ISCC: Intelligent Semantic Caching and Control for NDN-Enabled Industrial IoT Networks
Zupash Awais, Muzammil Hussain, Ayman Elshenawy, Ahmad Arsalan, Muhammad Anwar, Muhammad Asif Habib, Sohail Jabbar, Mudassar Ahmad
Abstract
Effective content caching plays a crucial role in meeting the latency and reliability requirements of Industrial Internet of Things (IIoT) networks. However, existing caching mechanisms in NDN-based IIoT networks often exhibit problems in adaptability, semantic awareness, and structural efficiency, resulting in limited performance in dynamic and resource-constrained environments.
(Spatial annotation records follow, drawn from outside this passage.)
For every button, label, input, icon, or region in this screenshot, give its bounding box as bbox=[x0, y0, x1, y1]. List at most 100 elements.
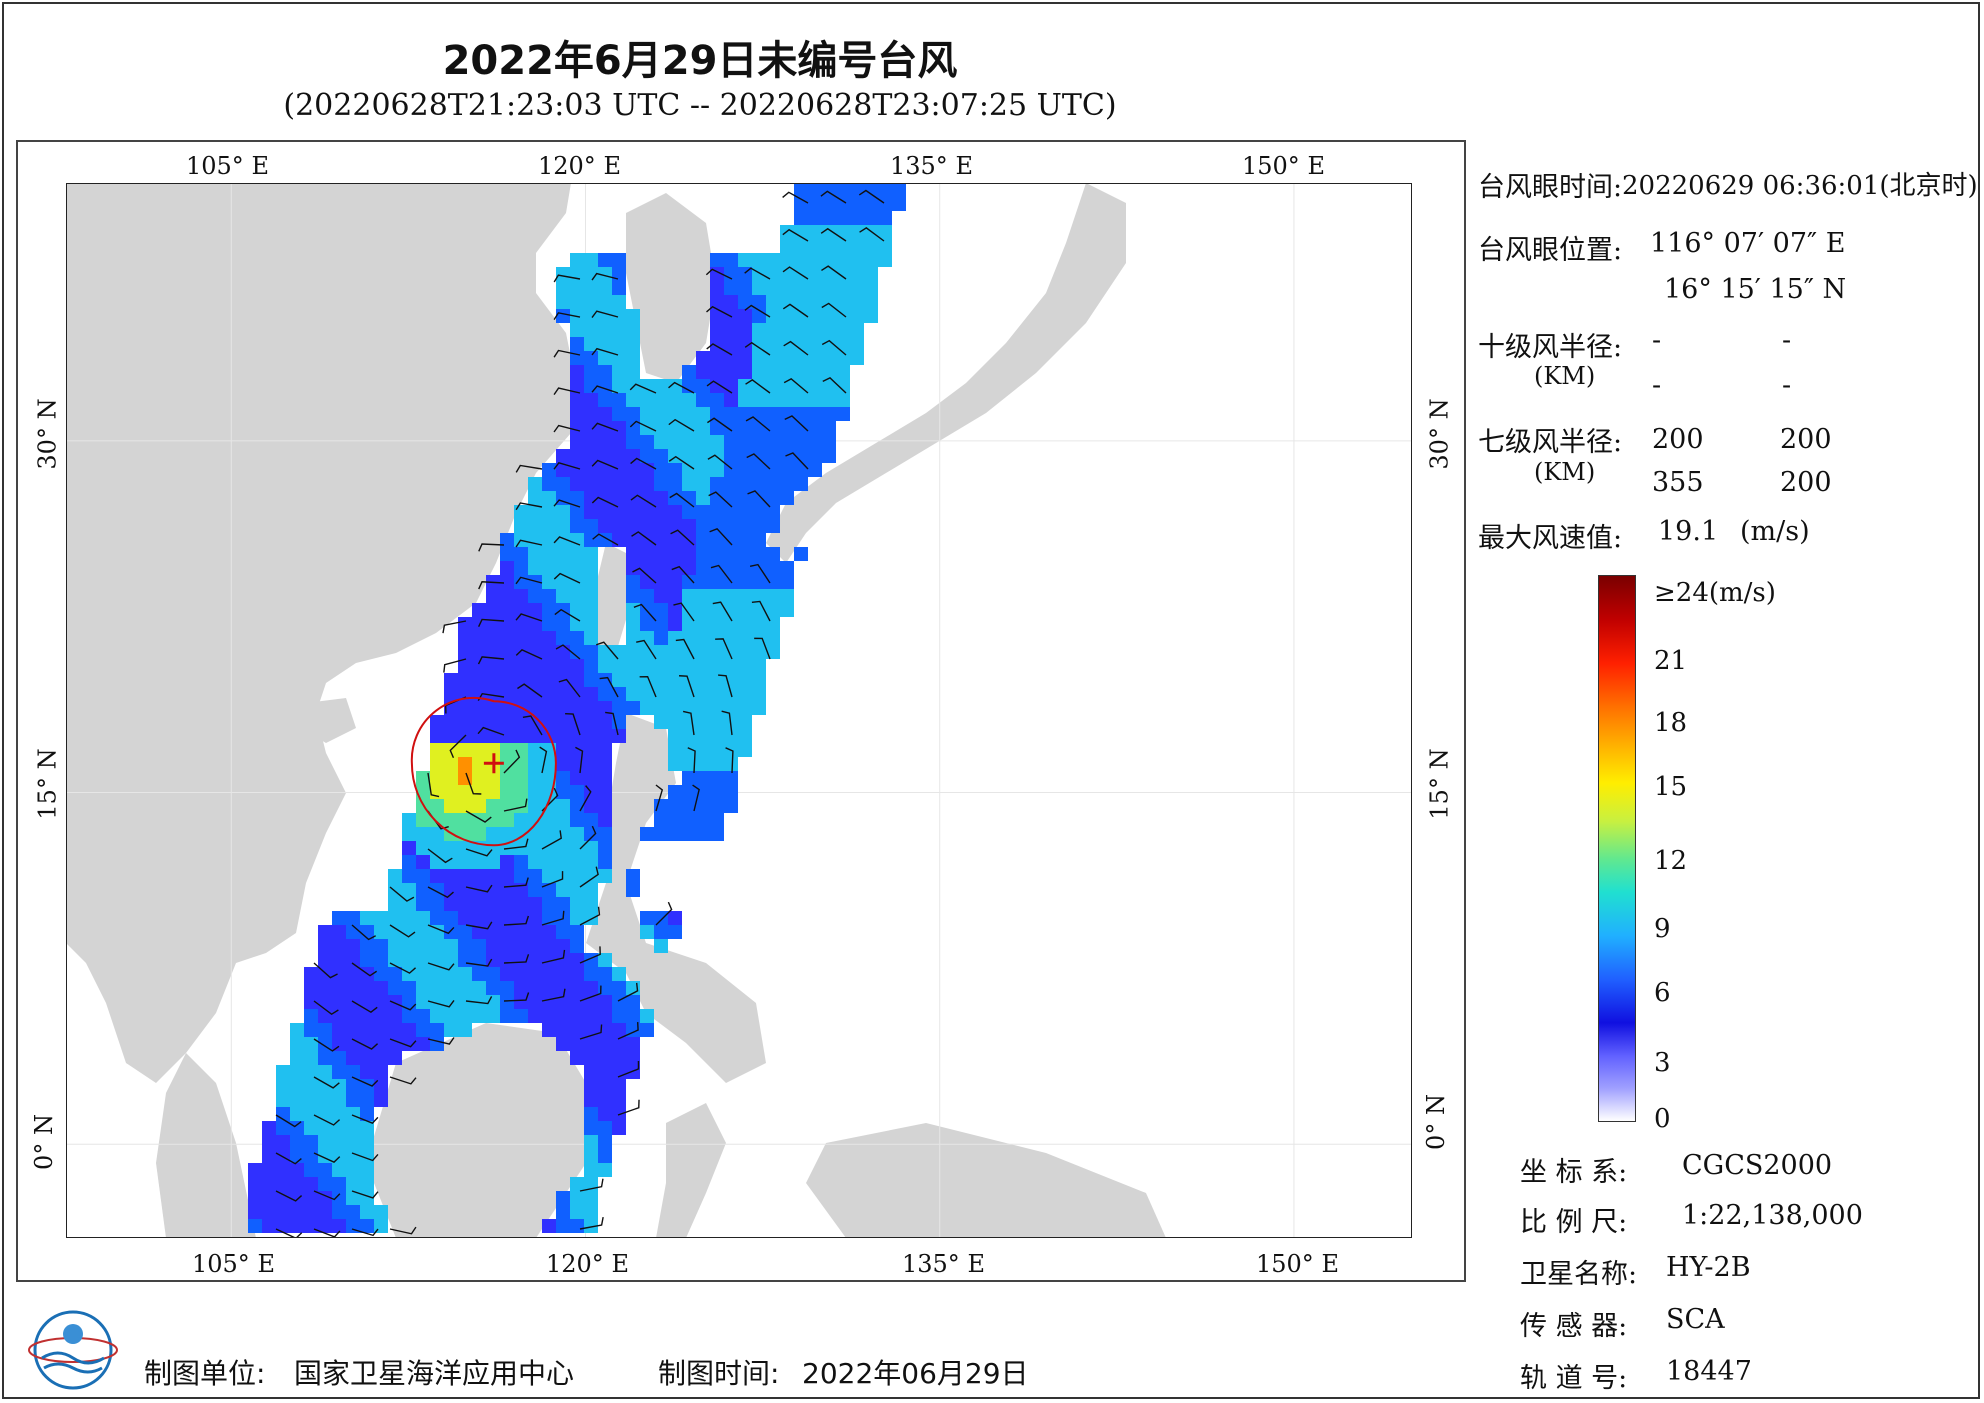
wind-cell bbox=[528, 673, 542, 687]
wind-cell bbox=[514, 813, 528, 827]
wind-cell bbox=[248, 1177, 262, 1191]
lon-label-top-105: 105° E bbox=[186, 152, 269, 180]
wind-cell bbox=[528, 855, 542, 869]
wind-cell bbox=[724, 729, 738, 743]
wind-cell bbox=[598, 715, 612, 729]
wind-cell bbox=[584, 393, 598, 407]
wind-cell bbox=[612, 281, 626, 295]
wind-barb bbox=[553, 499, 581, 508]
wind-barb bbox=[478, 618, 505, 627]
wind-cell bbox=[822, 267, 836, 281]
wind-cell bbox=[598, 351, 612, 365]
wind-cell bbox=[612, 1093, 626, 1107]
wind-cell bbox=[780, 407, 794, 421]
wind-cell bbox=[724, 533, 738, 547]
wind-cell bbox=[332, 1079, 346, 1093]
wind-cell bbox=[570, 393, 584, 407]
eye-time-label: 台风眼时间: bbox=[1478, 172, 1623, 203]
wind-cell bbox=[612, 1079, 626, 1093]
wind-cell bbox=[402, 981, 416, 995]
wind-cell bbox=[808, 463, 822, 477]
wind-cell bbox=[360, 1205, 374, 1219]
wind-cell bbox=[710, 757, 724, 771]
wind-cell bbox=[570, 701, 584, 715]
wind-cell bbox=[388, 1051, 402, 1065]
wind-cell bbox=[654, 547, 668, 561]
wind-cell bbox=[556, 1205, 570, 1219]
wind-cell bbox=[332, 1191, 346, 1205]
wind-cell bbox=[766, 267, 780, 281]
wind-cell bbox=[598, 1009, 612, 1023]
wind-cell bbox=[598, 281, 612, 295]
wind-cell bbox=[668, 785, 682, 799]
wind-cell bbox=[514, 925, 528, 939]
wind-cell bbox=[542, 855, 556, 869]
wind-cell bbox=[444, 883, 458, 897]
wind-cell bbox=[598, 771, 612, 785]
wind-cell bbox=[542, 841, 556, 855]
wind-cell bbox=[598, 477, 612, 491]
wind-cell bbox=[360, 953, 374, 967]
wind-cell bbox=[318, 981, 332, 995]
wind-cell bbox=[262, 1219, 276, 1233]
wind-cell bbox=[332, 1177, 346, 1191]
wind-cell bbox=[738, 407, 752, 421]
wind-cell bbox=[276, 1177, 290, 1191]
wind-cell bbox=[332, 1149, 346, 1163]
wind-cell bbox=[808, 309, 822, 323]
wind-barb bbox=[351, 1038, 379, 1050]
wind-cell bbox=[654, 617, 668, 631]
wind-cell bbox=[360, 1163, 374, 1177]
wind-cell bbox=[696, 729, 710, 743]
wind-cell bbox=[584, 295, 598, 309]
wind-cell bbox=[290, 1023, 304, 1037]
wind-cell bbox=[430, 813, 444, 827]
wind-cell bbox=[458, 659, 472, 673]
wind-cell bbox=[738, 477, 752, 491]
wind-cell bbox=[500, 953, 514, 967]
wind-cell bbox=[514, 771, 528, 785]
wind-cell bbox=[766, 435, 780, 449]
wind-cell bbox=[654, 533, 668, 547]
wind-cell bbox=[500, 827, 514, 841]
wind-cell bbox=[444, 981, 458, 995]
wind-cell bbox=[598, 1163, 612, 1177]
wind-cell bbox=[738, 589, 752, 603]
wind-cell bbox=[514, 519, 528, 533]
wind-cell bbox=[570, 603, 584, 617]
wind-cell bbox=[458, 883, 472, 897]
wind-cell bbox=[654, 687, 668, 701]
wind-cell bbox=[332, 1093, 346, 1107]
wind-cell bbox=[458, 967, 472, 981]
wind-cell bbox=[822, 309, 836, 323]
wind-cell bbox=[738, 519, 752, 533]
wind-cell bbox=[612, 1037, 626, 1051]
wind-cell bbox=[528, 603, 542, 617]
wind-cell bbox=[584, 701, 598, 715]
wind-cell bbox=[752, 547, 766, 561]
wind-cell bbox=[556, 1009, 570, 1023]
wind-cell bbox=[668, 645, 682, 659]
wind-cell bbox=[514, 981, 528, 995]
wind-cell bbox=[752, 505, 766, 519]
wind-barb bbox=[477, 726, 505, 736]
wind-cell bbox=[248, 1191, 262, 1205]
wind-cell bbox=[416, 1037, 430, 1051]
wind-cell bbox=[542, 575, 556, 589]
wind-radius-outline bbox=[410, 696, 557, 847]
wind-cell bbox=[556, 267, 570, 281]
wind-cell bbox=[738, 729, 752, 743]
wind-barb bbox=[745, 379, 771, 394]
wind-cell bbox=[766, 575, 780, 589]
wind-cell bbox=[584, 589, 598, 603]
wind-barb bbox=[515, 539, 543, 548]
wind-cell bbox=[528, 505, 542, 519]
wind-cell bbox=[584, 337, 598, 351]
wind-cell bbox=[290, 1107, 304, 1121]
wind-cell bbox=[598, 855, 612, 869]
wind-barb bbox=[465, 884, 493, 893]
wind-barb bbox=[449, 734, 467, 759]
wind-barb bbox=[539, 746, 548, 774]
wind-cell bbox=[752, 589, 766, 603]
wind-cell bbox=[598, 1107, 612, 1121]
This paper introduces the Intelligent Semantic-Aware Caching and Control framework (ISCC), which integrates Cuckoo Hashing with Reinforcement Learning (RL) to enhance content replacement decisions in IIoT networks based on Named Data Networking (NDN). The framework presents a semantic scoring model that integrates content domain, source reliability, and criticality to enhance caching prioritisation. A reinforcement learning (RL) agent utilising Q-learning dynamically chooses actions by using unified caching scores that take into account frequency, time, and semantic fidelity. The results of the simulation indicate that ISCC outperforms conventional strategies, such as FIFO, LRU, and LRFU, in terms of cache hit ratio, semantic fidelity, and latency, achieving up to 23% fewer replacements and a 16% improvement in preserving semantic content. The results show ISCC’s capability to facilitate intelligent and adaptive caching in memory-constrained IIoT environments.